The chief strength of this study is the collection of postoperative MACCE data in a non cardiac surgical population undergoing homogeneous, moderate-risk surgery in which the impact of various stages of CKD on MACCE outcomes has not undergone prior systematic evaluation.
We are the first to use the currently recommended CKD-EPI classification of CKD to explore the relationship between various stages of eGFR and MACCE in the intermediate risk thoracic population.
Limitation
This is a retrospective study from a single centre; however the objective nature of both the measurements and outcomes should reduce any tendency towards bias. Our study data can only provide associative conclusions as no interventions were assessed. There were also some restrictions in our measures of renal function. We calculated eGFR from a single value of serum creatinine. We have also not analysed albuminuria, which could further enhance the predictive value of CKD. As the superiority of CKD-EPI equation over the other formulae is more or less established, it was used alone without comparing it with other formulae.

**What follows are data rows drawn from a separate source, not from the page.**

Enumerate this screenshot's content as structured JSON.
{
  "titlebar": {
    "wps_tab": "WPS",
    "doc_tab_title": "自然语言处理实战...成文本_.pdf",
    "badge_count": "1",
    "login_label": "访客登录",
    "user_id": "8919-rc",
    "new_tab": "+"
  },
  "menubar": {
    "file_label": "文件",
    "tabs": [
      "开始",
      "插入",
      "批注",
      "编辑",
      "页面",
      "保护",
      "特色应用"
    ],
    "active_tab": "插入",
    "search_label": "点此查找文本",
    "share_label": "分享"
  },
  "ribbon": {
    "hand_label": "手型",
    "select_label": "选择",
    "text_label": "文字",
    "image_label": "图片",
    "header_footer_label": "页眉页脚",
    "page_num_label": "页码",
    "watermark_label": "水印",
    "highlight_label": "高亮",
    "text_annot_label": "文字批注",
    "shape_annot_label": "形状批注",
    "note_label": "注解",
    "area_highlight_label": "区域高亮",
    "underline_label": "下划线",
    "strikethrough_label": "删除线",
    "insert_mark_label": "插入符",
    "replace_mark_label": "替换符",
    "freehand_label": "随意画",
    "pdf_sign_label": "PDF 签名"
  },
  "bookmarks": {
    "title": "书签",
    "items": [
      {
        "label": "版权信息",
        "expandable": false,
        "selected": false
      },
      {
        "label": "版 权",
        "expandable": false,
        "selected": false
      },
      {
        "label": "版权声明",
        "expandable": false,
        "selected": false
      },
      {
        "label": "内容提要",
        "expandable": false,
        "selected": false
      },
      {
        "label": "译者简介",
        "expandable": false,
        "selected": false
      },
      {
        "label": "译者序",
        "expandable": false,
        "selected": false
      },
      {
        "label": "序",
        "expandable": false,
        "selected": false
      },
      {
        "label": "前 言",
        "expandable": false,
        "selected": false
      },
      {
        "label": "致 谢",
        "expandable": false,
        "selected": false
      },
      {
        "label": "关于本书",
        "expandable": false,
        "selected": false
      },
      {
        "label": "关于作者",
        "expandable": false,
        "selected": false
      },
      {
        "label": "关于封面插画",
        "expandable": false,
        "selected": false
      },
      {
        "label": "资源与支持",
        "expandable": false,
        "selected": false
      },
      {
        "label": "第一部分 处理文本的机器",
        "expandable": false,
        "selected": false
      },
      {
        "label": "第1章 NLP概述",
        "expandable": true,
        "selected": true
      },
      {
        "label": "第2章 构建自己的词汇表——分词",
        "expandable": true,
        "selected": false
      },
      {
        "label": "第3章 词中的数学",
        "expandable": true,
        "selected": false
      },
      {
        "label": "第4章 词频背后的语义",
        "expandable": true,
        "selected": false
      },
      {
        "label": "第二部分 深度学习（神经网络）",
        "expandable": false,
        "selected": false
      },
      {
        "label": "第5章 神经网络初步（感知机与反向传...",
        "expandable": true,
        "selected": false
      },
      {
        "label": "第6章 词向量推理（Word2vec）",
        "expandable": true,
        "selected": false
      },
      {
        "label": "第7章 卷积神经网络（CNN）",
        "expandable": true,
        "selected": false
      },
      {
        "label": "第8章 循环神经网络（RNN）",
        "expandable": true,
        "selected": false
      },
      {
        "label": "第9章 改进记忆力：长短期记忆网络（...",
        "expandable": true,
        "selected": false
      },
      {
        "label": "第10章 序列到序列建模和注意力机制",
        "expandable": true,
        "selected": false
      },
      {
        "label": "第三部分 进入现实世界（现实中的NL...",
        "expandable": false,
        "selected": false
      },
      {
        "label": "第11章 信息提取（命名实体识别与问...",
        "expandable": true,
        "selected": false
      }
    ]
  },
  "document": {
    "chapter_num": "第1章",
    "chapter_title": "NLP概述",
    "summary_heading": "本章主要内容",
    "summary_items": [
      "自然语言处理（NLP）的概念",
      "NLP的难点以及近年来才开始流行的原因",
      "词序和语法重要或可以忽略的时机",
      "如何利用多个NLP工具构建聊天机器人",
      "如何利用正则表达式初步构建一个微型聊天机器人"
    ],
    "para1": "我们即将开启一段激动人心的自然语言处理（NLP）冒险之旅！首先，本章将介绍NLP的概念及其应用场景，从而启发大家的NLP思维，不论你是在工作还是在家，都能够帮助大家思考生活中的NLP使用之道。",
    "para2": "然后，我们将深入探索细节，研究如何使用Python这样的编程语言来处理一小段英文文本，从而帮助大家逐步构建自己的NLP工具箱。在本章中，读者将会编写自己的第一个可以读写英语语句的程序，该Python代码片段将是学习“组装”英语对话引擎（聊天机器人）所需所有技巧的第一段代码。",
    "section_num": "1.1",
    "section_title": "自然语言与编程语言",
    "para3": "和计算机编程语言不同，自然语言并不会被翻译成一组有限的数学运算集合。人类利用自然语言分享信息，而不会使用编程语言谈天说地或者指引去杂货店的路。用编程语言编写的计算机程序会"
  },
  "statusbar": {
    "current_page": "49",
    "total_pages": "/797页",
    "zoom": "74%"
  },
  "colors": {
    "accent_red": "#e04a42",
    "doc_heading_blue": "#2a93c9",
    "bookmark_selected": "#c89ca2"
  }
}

However, the present study has a limitation in not using Cystatin C [15], an index of glomerular function, which may be a better predictor of cardiovascular outcomes, particularly in elderly patients. Further studies comparing risk prediction with CKD-EPI eGFR and the Cystatin C based method is warranted. Finally, the study data was limited to in-hospital events and in-hospital mortality and did not provide insights about mid term to long term outcomes.
Conclusion
We have elucidated that preoperative eGFR is a predictor of perioperative MACCE in homogenous moderate risk elective surgical population like thoracic surgeries. There is an inverse relationship between eGFR and MACCE, particularly manifested at eGFR values <45 ml min-11.73 m-2.
Incorporation of this relatively simple tool during the pre-anaesthetic evaluation to predict perioperative MACCE, and thus provide targeted preventive strategies, even in the moderate risk, non cardiac surgical subpopulation could be beneficial.